Zinc Regulates Sleep

By this point, it should be fairly intuitive that good sleep is necessary for peak immune function - especially the deep, slow-wave sleep most affected by zinc deficiencies.

It should also come as no surprise that zinc plays a role in governing healthy sleep. This is the reason we included it in the Hibernate formula in the first place. Yet the exact role zinc plays is still up for debate.

Researchers have long known that zinc serum levels are closely tied to Central Nervous System activity. It seems to regulate essential mechanisms for neurotransmission and the storage of spatial memories in learning tasks. When administered as a supplement, it also appears to shorten the time it takes to fall asleep (sleep latency), increase the overall amount of sleep, and improve sleep quality in both rats and humans.

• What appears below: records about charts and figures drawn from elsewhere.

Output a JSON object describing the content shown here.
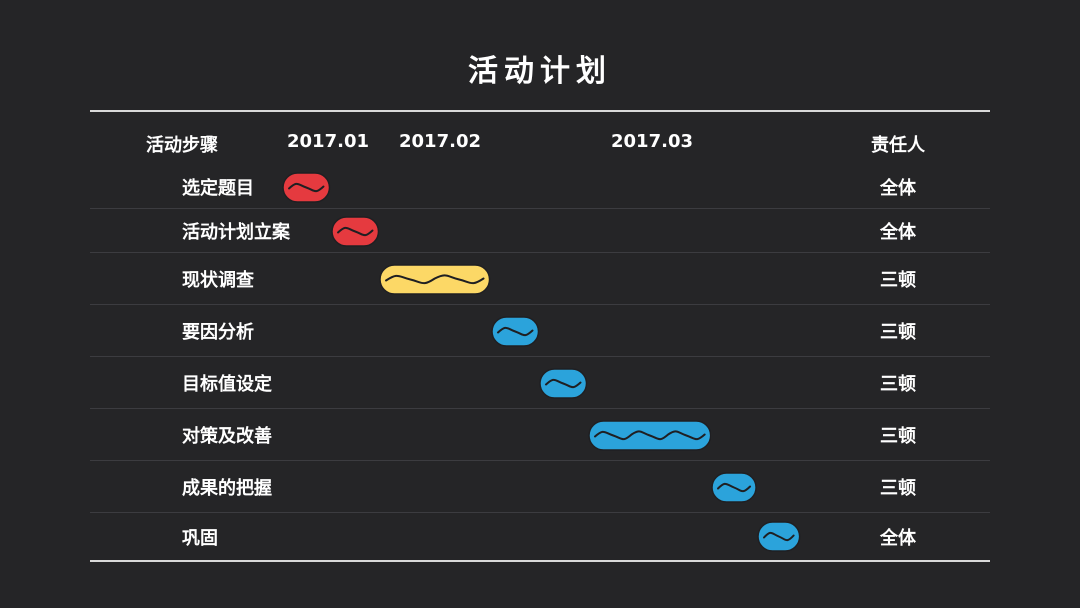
{
  "title": "活动计划",
  "header": {
    "activity": "活动步骤",
    "month1": "2017.01",
    "month2": "2017.02",
    "month3": "2017.03",
    "owner": "责任人"
  },
  "colors": {
    "red": "#e53a3f",
    "yellow": "#fcd866",
    "blue": "#2ba3db",
    "wave": "#1f1f22"
  },
  "rows": [
    {
      "label": "选定题目",
      "owner": "全体",
      "color": "red",
      "start": 0,
      "end": 1
    },
    {
      "label": "活动计划立案",
      "owner": "全体",
      "color": "red",
      "start": 1,
      "end": 2
    },
    {
      "label": "现状调查",
      "owner": "三顿",
      "color": "yellow",
      "start": 2,
      "end": 4.3
    },
    {
      "label": "要因分析",
      "owner": "三顿",
      "color": "blue",
      "start": 4.3,
      "end": 5.3
    },
    {
      "label": "目标值设定",
      "owner": "三顿",
      "color": "blue",
      "start": 5.3,
      "end": 6.3
    },
    {
      "label": "对策及改善",
      "owner": "三顿",
      "color": "blue",
      "start": 6.3,
      "end": 8.85
    },
    {
      "label": "成果的把握",
      "owner": "三顿",
      "color": "blue",
      "start": 8.85,
      "end": 9.8
    },
    {
      "label": "巩固",
      "owner": "全体",
      "color": "blue",
      "start": 9.8,
      "end": 10.7
    }
  ]
}
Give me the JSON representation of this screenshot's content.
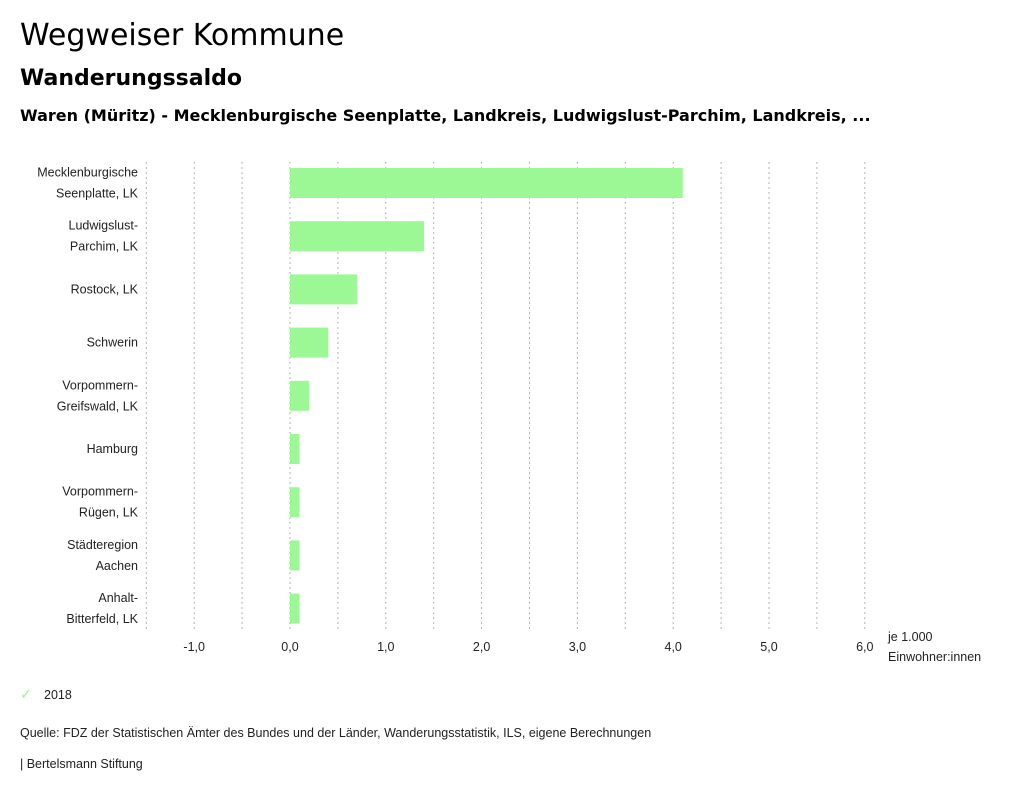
{
  "header": {
    "title": "Wegweiser Kommune",
    "subtitle": "Wanderungssaldo",
    "regions": "Waren (Müritz) - Mecklenburgische Seenplatte, Landkreis, Ludwigslust-Parchim, Landkreis, ..."
  },
  "colors": {
    "bar": "#9cf894",
    "grid": "#b3b3b3",
    "legend_check": "#9cf590"
  },
  "chart_data": {
    "type": "bar",
    "orientation": "horizontal",
    "title": "Wanderungssaldo",
    "categories": [
      [
        "Mecklenburgische",
        "Seenplatte, LK"
      ],
      [
        "Ludwigslust-",
        "Parchim, LK"
      ],
      [
        "Rostock, LK"
      ],
      [
        "Schwerin"
      ],
      [
        "Vorpommern-",
        "Greifswald, LK"
      ],
      [
        "Hamburg"
      ],
      [
        "Vorpommern-",
        "Rügen, LK"
      ],
      [
        "Städteregion",
        "Aachen"
      ],
      [
        "Anhalt-",
        "Bitterfeld, LK"
      ]
    ],
    "series": [
      {
        "name": "2018",
        "values": [
          4.1,
          1.4,
          0.7,
          0.4,
          0.2,
          0.1,
          0.1,
          0.1,
          0.1
        ]
      }
    ],
    "xlim": [
      -1.5,
      6.0
    ],
    "xticks": [
      -1.0,
      0.0,
      1.0,
      2.0,
      3.0,
      4.0,
      5.0,
      6.0
    ],
    "xtick_labels": [
      "-1,0",
      "0,0",
      "1,0",
      "2,0",
      "3,0",
      "4,0",
      "5,0",
      "6,0"
    ],
    "xlabel": [
      "je 1.000",
      "Einwohner:innen"
    ],
    "ylabel": "",
    "grid": "vertical dashed at every 0.5",
    "legend_position": "bottom-left"
  },
  "legend": {
    "items": [
      {
        "label": "2018",
        "icon": "check-icon"
      }
    ]
  },
  "footer": {
    "source": "Quelle: FDZ der Statistischen Ämter des Bundes und der Länder, Wanderungsstatistik, ILS, eigene Berechnungen",
    "credit": "| Bertelsmann Stiftung"
  }
}
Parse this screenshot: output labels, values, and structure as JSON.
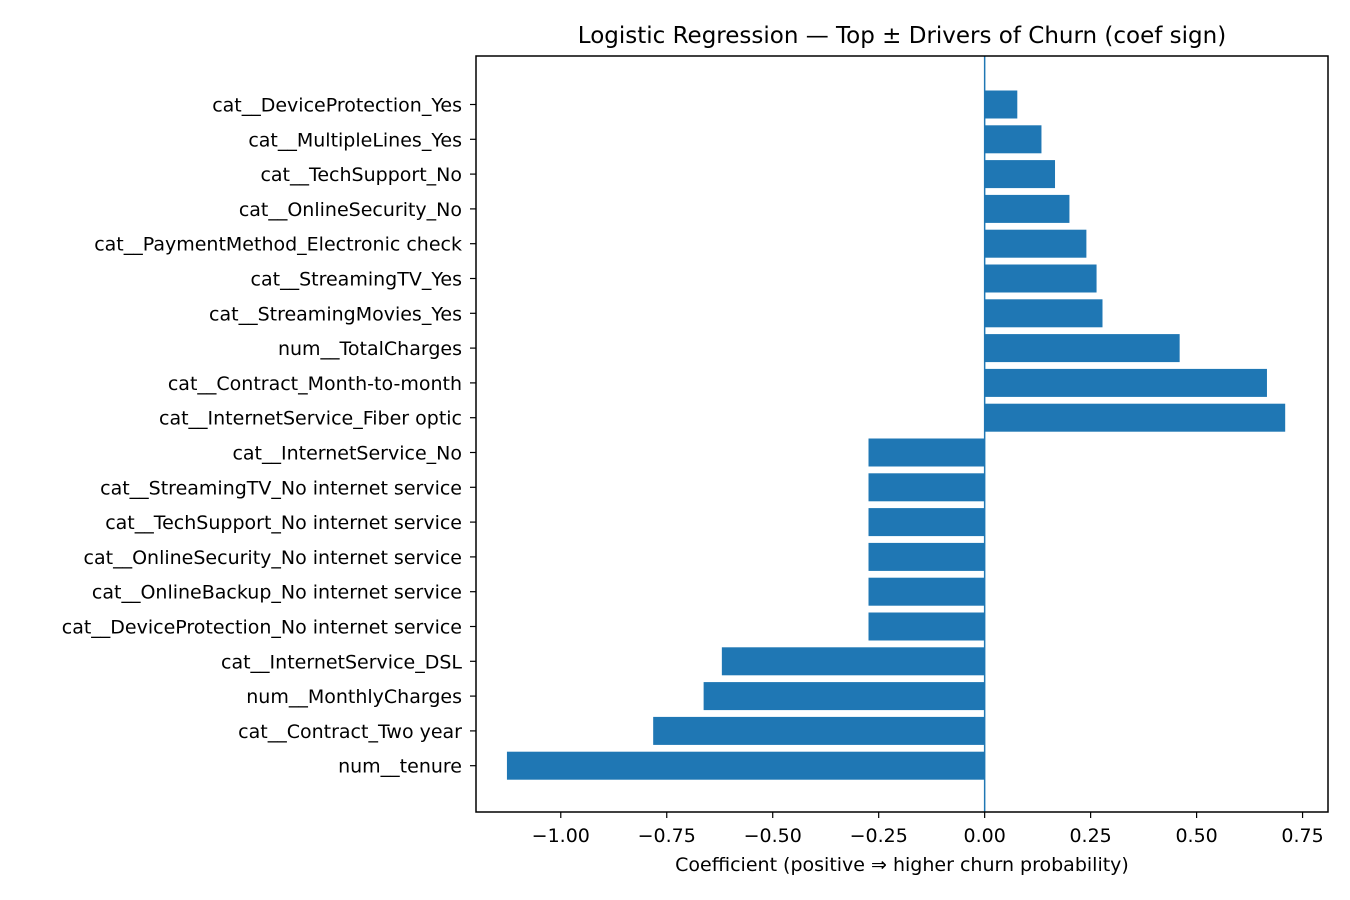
{
  "chart_data": {
    "type": "bar",
    "orientation": "horizontal",
    "title": "Logistic Regression — Top ± Drivers of Churn (coef sign)",
    "xlabel": "Coefficient  (positive ⇒ higher churn probability)",
    "ylabel": "",
    "xlim": [
      -1.2,
      0.81
    ],
    "xticks": [
      -1.0,
      -0.75,
      -0.5,
      -0.25,
      0.0,
      0.25,
      0.5,
      0.75
    ],
    "xtick_labels": [
      "−1.00",
      "−0.75",
      "−0.50",
      "−0.25",
      "0.00",
      "0.25",
      "0.50",
      "0.75"
    ],
    "grid": false,
    "zero_line": true,
    "bar_color": "#1f77b4",
    "categories": [
      "cat__DeviceProtection_Yes",
      "cat__MultipleLines_Yes",
      "cat__TechSupport_No",
      "cat__OnlineSecurity_No",
      "cat__PaymentMethod_Electronic check",
      "cat__StreamingTV_Yes",
      "cat__StreamingMovies_Yes",
      "num__TotalCharges",
      "cat__Contract_Month-to-month",
      "cat__InternetService_Fiber optic",
      "cat__InternetService_No",
      "cat__StreamingTV_No internet service",
      "cat__TechSupport_No internet service",
      "cat__OnlineSecurity_No internet service",
      "cat__OnlineBackup_No internet service",
      "cat__DeviceProtection_No internet service",
      "cat__InternetService_DSL",
      "num__MonthlyCharges",
      "cat__Contract_Two year",
      "num__tenure"
    ],
    "values": [
      0.077,
      0.134,
      0.166,
      0.2,
      0.24,
      0.264,
      0.278,
      0.46,
      0.666,
      0.709,
      -0.274,
      -0.274,
      -0.274,
      -0.274,
      -0.274,
      -0.274,
      -0.62,
      -0.663,
      -0.782,
      -1.127
    ]
  }
}
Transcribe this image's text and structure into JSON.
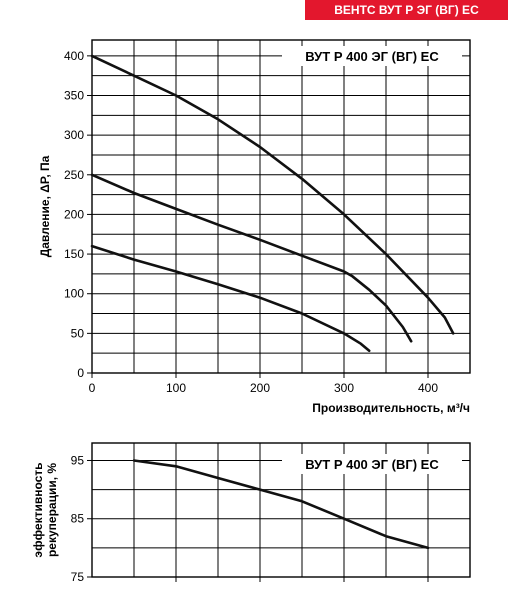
{
  "header": {
    "banner_text": "ВЕНТС ВУТ Р ЭГ (ВГ) ЕС",
    "banner_color": "#e3172d"
  },
  "chart_data": [
    {
      "type": "line",
      "title": "ВУТ Р 400 ЭГ (ВГ) ЕС",
      "xlabel": "Производительность, м³/ч",
      "ylabel": "Давление, ΔP, Па",
      "xlim": [
        0,
        450
      ],
      "ylim": [
        0,
        420
      ],
      "x_ticks": [
        "0",
        "100",
        "200",
        "300",
        "400"
      ],
      "y_ticks": [
        "0",
        "50",
        "100",
        "150",
        "200",
        "250",
        "300",
        "350",
        "400"
      ],
      "grid": true,
      "series": [
        {
          "x": [
            0,
            50,
            100,
            150,
            200,
            250,
            300,
            350,
            400,
            420,
            430
          ],
          "y": [
            400,
            375,
            350,
            320,
            285,
            245,
            200,
            150,
            95,
            70,
            50
          ]
        },
        {
          "x": [
            0,
            50,
            100,
            150,
            200,
            250,
            300,
            310,
            330,
            350,
            370,
            380
          ],
          "y": [
            250,
            227,
            207,
            187,
            168,
            148,
            128,
            122,
            105,
            85,
            58,
            40
          ]
        },
        {
          "x": [
            0,
            50,
            100,
            150,
            200,
            250,
            300,
            320,
            330
          ],
          "y": [
            160,
            143,
            128,
            112,
            95,
            75,
            50,
            37,
            28
          ]
        }
      ]
    },
    {
      "type": "line",
      "title": "ВУТ Р 400 ЭГ (ВГ) ЕС",
      "xlabel": "",
      "ylabel": "эффективность рекуперации, %",
      "xlim": [
        0,
        450
      ],
      "ylim": [
        75,
        98
      ],
      "y_ticks": [
        "75",
        "85",
        "95"
      ],
      "grid": true,
      "series": [
        {
          "x": [
            50,
            100,
            150,
            200,
            250,
            300,
            350,
            400
          ],
          "y": [
            95,
            94,
            92,
            90,
            88,
            85,
            82,
            80
          ]
        }
      ]
    }
  ]
}
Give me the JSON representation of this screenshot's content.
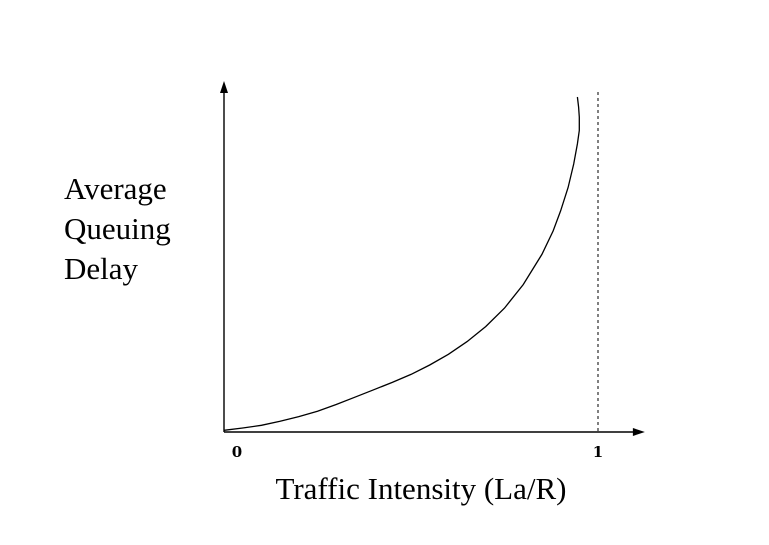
{
  "chart_data": {
    "type": "line",
    "xlabel": "Traffic Intensity (La/R)",
    "ylabel_lines": [
      "Average",
      "Queuing",
      "Delay"
    ],
    "x_ticks": [
      {
        "value": 0,
        "label": "0"
      },
      {
        "value": 1,
        "label": "1"
      }
    ],
    "asymptote_x": 1,
    "grid": false,
    "legend": "none",
    "xlim": [
      0,
      1.12
    ],
    "ylim": [
      0,
      1
    ],
    "series": [
      {
        "x": [
          0,
          0.05,
          0.1,
          0.15,
          0.2,
          0.25,
          0.3,
          0.35,
          0.4,
          0.45,
          0.5,
          0.55,
          0.6,
          0.65,
          0.7,
          0.75,
          0.8,
          0.85,
          0.88,
          0.9,
          0.92,
          0.935,
          0.945,
          0.95,
          0.95,
          0.948,
          0.945
        ],
        "y": [
          0.005,
          0.012,
          0.02,
          0.032,
          0.046,
          0.062,
          0.082,
          0.104,
          0.126,
          0.148,
          0.172,
          0.2,
          0.232,
          0.27,
          0.315,
          0.37,
          0.44,
          0.53,
          0.6,
          0.66,
          0.73,
          0.8,
          0.86,
          0.9,
          0.94,
          0.97,
          1.0
        ]
      }
    ]
  }
}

Japanese researchers studied this phenomenon in 2017. Though the underlying mechanisms have yet to be defined, their conclusions were firm:

In our experiments, we found that zinc concentration increased in the serum up to 10-fold after the oral administration as compared to baseline. We therefore hypothesize that orally administered zinc reaches some specific compartment of the CNS after rapidly increasing in the blood, thus activating a signaling pathway that is responsible for the promotion of sleep.

Why were they even studying the link between zinc and sleep in the first place?

Because in the last decade, multiple studies in China and Korea have analyzed thousands of adults and children and consistently found that the participants who slept the most (up to 9 hours a night) had the highest concentrations of zinc in their blood.

So, we may not fully understand HOW zinc regulates our sleep, but the evidence is clear that it affects it in a very real way.

And if you want super-immunity, then trust us, you need to optimize your sleep. Especially considering the evidence that poor sleep lowers the effectiveness of flu vaccines.

Conclusion

The science is clear: if you want peak immunity, then you need to ensure zinc homeostasis. Zinc is partially responsible for communication between immune cells, and if you’re suffering from zinc deficiency, a whole mess of nasty health problems can rear their ugly heads. Luckily, oral supplements do a fine job of maintaining your zinc levels, and they also give you the added benefit of longer, higher-quality sleep.

Today more than ever, it’s vital to ensure that your body is equipped with all the minerals and nutrients it needs to sleep hard, recover, and fight off disease and infection.

Pay attention to zinc. It’s the “gatekeeper of immune function” for a reason.